MAR DEL PLATA.- Su nombre es sinónimo de la historia radiofónica en Argentina. A lo largo de su carrera, Ricardo Pérez Bastida ha dejado una huella imborrable en la radio, especialmente en la histórica Radio Rivadavia. Aunque ha trabajado en diversas emisoras, su voz se ha convertido en un sello distintivo de la comunicación en el país. Además, la televisión le brindó la oportunidad de mostrar su talento, y él, a su vez, ha compartido su oficio con el público.
Desde hace varias décadas, está radicado en Mar del Plata, donde ha continuado su labor como locutor y periodista en los medios locales más importantes. Es un verdadero procer de la comunicación en Argentina, un maestro en el arte de la locución, con una cultura general poco común y una pasión por la música que lo acompaña en su vida diaria, todo esto mientras mantiene un perfil bajo.
“Me han hecho saber cuá es mi aporte en los medios de comunicación”, comenta con la humildad de quien ha buscado una validación externa para reconocer su propio valor. En su trayectoria, ha tenido la oportunidad de ser el “reemplazo natural” de Héctor Larrea en Rapidísimo, un programa que dominaba las mañanas argentinas. También fue coconductor de un ciclo televisivo que se extendía por casi doce horas, junto a la recordada vedette Ethel Rojo.
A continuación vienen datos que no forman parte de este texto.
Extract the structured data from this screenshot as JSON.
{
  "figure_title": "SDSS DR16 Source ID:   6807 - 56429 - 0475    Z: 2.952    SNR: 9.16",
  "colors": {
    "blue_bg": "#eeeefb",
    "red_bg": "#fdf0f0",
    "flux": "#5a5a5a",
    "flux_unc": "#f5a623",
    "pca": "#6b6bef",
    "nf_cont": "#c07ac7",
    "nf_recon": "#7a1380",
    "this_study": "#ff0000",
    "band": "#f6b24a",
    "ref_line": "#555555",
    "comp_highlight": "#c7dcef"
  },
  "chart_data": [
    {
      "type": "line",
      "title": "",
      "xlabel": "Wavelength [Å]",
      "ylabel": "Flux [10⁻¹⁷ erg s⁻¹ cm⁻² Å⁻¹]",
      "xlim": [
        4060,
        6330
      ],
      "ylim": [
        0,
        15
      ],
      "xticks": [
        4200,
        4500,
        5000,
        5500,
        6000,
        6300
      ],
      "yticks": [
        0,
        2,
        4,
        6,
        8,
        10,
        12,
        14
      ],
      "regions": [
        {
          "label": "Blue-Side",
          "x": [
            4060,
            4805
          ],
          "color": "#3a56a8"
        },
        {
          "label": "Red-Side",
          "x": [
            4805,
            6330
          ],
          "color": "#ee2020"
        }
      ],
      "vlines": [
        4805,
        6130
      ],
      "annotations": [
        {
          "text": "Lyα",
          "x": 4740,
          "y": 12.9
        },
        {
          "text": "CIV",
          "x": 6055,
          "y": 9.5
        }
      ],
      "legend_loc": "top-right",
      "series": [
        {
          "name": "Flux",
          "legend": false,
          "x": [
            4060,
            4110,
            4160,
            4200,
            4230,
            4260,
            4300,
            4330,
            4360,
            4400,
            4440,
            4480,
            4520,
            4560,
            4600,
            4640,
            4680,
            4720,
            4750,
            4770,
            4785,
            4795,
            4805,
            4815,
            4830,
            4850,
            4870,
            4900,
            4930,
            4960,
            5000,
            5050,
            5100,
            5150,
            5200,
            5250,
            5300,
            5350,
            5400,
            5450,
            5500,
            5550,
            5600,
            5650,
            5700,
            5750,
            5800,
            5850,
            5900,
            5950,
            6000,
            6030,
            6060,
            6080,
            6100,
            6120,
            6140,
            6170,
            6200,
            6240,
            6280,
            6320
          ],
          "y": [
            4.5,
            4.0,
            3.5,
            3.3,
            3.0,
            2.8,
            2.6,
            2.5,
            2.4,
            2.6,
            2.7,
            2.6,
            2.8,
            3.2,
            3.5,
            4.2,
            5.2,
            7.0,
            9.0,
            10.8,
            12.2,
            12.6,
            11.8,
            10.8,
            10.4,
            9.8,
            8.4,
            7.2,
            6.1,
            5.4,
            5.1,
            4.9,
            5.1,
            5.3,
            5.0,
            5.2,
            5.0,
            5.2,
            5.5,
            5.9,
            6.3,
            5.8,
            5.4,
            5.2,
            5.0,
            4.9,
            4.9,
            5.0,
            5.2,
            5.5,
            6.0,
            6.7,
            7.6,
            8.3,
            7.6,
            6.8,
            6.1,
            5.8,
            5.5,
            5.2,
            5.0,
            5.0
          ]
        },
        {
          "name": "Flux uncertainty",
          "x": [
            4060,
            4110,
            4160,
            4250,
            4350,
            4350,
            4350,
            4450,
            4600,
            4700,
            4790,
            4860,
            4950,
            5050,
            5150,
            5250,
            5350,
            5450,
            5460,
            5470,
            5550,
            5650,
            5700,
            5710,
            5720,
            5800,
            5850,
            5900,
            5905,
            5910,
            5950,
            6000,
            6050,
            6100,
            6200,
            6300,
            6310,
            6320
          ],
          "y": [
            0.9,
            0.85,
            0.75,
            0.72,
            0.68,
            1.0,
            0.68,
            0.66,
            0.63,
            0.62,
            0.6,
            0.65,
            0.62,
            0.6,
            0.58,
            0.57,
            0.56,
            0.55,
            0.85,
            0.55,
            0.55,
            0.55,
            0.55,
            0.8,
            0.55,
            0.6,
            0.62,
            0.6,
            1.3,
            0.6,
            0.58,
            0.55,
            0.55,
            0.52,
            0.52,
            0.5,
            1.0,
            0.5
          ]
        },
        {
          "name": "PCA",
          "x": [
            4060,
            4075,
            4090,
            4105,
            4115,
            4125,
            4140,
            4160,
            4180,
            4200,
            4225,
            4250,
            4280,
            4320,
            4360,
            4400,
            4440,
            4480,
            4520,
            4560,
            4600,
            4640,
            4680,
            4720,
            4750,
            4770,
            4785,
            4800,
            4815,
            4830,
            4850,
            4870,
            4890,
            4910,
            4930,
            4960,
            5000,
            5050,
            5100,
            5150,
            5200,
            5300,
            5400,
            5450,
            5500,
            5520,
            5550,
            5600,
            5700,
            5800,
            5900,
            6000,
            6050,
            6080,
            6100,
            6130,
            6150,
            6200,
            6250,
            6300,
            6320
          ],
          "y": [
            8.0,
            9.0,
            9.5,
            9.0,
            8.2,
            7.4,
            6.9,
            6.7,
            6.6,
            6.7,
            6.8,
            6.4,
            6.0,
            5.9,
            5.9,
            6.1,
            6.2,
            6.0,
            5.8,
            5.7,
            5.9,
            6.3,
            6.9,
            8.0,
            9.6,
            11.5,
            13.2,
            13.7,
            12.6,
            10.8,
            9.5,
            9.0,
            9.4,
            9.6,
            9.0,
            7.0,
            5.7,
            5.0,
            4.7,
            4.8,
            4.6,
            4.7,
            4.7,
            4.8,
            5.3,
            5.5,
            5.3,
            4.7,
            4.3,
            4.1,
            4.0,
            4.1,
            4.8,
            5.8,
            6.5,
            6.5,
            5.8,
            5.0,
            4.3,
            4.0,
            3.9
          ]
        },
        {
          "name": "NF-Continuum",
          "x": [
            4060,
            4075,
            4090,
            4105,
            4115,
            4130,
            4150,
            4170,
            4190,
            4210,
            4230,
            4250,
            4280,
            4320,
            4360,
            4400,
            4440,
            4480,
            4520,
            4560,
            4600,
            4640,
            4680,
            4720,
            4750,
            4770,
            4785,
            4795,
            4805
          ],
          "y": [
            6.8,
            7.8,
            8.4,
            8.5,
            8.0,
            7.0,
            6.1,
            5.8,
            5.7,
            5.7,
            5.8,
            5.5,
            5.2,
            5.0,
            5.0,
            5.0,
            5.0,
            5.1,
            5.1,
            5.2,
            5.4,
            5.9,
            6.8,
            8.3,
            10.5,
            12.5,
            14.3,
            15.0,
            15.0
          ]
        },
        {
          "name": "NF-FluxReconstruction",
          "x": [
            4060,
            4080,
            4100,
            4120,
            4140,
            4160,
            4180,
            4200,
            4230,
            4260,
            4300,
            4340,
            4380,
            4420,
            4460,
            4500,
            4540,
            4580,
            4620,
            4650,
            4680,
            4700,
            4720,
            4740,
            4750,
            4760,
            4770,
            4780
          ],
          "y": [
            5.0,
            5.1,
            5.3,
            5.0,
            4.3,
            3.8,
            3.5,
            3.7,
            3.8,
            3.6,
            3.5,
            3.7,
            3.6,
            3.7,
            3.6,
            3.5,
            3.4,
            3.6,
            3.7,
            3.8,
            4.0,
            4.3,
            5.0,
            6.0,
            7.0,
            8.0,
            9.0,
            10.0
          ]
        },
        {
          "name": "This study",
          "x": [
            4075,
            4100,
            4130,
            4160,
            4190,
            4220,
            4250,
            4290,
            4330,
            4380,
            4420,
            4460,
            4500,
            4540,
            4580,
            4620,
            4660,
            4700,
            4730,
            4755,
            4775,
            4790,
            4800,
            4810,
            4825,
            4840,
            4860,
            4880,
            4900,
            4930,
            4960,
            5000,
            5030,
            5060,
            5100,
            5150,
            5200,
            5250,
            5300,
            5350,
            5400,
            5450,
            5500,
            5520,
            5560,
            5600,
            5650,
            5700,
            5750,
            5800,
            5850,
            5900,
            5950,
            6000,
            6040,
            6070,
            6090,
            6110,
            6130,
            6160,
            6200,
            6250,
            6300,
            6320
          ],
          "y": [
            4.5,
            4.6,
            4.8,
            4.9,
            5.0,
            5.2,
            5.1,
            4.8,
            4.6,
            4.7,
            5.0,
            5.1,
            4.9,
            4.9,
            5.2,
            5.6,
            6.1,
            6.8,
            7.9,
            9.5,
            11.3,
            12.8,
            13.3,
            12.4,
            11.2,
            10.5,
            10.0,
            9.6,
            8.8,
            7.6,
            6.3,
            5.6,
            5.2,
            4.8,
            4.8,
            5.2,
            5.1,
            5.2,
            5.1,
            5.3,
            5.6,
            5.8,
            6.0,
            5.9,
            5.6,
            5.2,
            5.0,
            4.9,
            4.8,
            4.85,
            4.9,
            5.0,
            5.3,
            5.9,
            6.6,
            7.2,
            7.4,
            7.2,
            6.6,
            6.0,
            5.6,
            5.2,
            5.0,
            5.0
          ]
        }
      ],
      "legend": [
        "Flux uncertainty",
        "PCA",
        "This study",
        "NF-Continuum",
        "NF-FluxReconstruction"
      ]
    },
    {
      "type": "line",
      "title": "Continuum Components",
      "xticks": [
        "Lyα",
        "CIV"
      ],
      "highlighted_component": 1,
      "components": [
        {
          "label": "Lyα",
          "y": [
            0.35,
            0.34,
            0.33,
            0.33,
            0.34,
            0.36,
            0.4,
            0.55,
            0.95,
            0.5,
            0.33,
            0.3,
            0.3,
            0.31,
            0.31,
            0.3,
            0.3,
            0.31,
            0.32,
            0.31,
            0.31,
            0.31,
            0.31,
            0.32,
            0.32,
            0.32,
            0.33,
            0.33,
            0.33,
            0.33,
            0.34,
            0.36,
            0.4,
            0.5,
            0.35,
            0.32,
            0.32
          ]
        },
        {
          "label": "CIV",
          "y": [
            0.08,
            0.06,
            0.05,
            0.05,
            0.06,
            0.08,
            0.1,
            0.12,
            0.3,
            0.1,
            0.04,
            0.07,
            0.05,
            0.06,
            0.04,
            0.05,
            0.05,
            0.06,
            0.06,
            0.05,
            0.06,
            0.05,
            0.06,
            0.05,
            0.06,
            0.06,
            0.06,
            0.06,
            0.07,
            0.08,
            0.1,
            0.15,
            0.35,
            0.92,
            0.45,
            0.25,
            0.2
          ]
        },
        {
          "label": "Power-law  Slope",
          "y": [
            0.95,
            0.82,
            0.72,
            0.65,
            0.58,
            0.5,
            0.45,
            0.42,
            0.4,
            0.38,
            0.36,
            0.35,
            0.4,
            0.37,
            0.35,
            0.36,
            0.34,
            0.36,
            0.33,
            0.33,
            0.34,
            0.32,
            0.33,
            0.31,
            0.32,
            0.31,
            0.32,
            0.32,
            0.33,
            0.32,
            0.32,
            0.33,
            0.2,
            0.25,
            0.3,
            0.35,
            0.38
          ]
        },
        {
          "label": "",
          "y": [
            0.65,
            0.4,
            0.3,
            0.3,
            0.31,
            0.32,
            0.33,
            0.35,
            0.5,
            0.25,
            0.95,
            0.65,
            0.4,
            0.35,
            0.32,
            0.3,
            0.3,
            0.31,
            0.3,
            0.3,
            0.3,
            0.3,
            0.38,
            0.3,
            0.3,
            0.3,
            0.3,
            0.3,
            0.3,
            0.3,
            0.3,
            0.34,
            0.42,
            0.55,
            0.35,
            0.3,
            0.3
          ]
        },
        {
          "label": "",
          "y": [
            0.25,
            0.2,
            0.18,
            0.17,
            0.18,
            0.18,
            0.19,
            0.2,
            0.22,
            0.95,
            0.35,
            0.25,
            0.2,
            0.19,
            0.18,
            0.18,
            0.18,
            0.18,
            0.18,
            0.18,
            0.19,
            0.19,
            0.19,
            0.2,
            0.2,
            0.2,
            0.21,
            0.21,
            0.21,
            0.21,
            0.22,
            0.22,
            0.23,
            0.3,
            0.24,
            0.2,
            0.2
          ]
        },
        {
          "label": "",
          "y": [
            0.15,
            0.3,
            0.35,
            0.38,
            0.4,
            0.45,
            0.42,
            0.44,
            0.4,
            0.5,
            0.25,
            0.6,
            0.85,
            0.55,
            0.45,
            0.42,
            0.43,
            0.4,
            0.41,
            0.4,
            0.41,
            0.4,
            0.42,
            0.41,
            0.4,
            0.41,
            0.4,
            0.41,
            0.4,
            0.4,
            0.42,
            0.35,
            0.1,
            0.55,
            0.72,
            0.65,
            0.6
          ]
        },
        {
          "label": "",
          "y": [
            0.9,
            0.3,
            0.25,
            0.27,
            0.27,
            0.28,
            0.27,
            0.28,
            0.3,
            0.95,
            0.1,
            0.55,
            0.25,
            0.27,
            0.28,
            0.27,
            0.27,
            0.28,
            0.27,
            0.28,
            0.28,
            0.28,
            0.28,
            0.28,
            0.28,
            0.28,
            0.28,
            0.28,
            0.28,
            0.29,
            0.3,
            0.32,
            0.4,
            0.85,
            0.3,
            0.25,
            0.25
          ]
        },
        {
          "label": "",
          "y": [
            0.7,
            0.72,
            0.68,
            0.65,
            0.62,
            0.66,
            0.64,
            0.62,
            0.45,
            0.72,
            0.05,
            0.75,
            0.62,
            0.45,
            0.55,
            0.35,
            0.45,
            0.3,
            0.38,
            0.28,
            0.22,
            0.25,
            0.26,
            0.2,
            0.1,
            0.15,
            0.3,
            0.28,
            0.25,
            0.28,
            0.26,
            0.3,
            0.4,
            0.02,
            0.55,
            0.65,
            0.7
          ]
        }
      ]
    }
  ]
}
Su madre fue quien descubrió su talento para la comunicación al notar que ya era un lector precoz. A lo largo de su carrera, ha sido amigo de grandes figuras como Sandro, quien le abrió las puertas de su hogar y le permitió recibir varios reconocimientos, entre ellos, el del Concejo Deliberante del Partido de General Pueyrredón.
“Me formé con mi gran maestro Héctor Larrea, con quien empecé a finales de la década del setenta. Fui su locutor, aprendí a leer la tanda con Rina Morán y Beba Vignola, y lo reemplazaba a Héctor en sus vacaciones”, recuerda. En aquellos días, existía el “tandero”, una carpeta con hojas que contenían los avisos para leer en vivo. Con el tiempo, esos anuncios comenzaron a grabarse y emitirse al aire.
“Trabajar con Héctor Larrea fue una verdadera escuela. Él era generoso al compartir sus conocimientos y fue un referente que me impulsó en mi carrera”, señala. Pérez Bastida nació en el Hospital Alvear, en Agronomía, y creció en San Justo, en el conurbano. “Mis padres eran del campo y compraron un terrenito para hacerse la casa en el Partido de La Matanza”, explica.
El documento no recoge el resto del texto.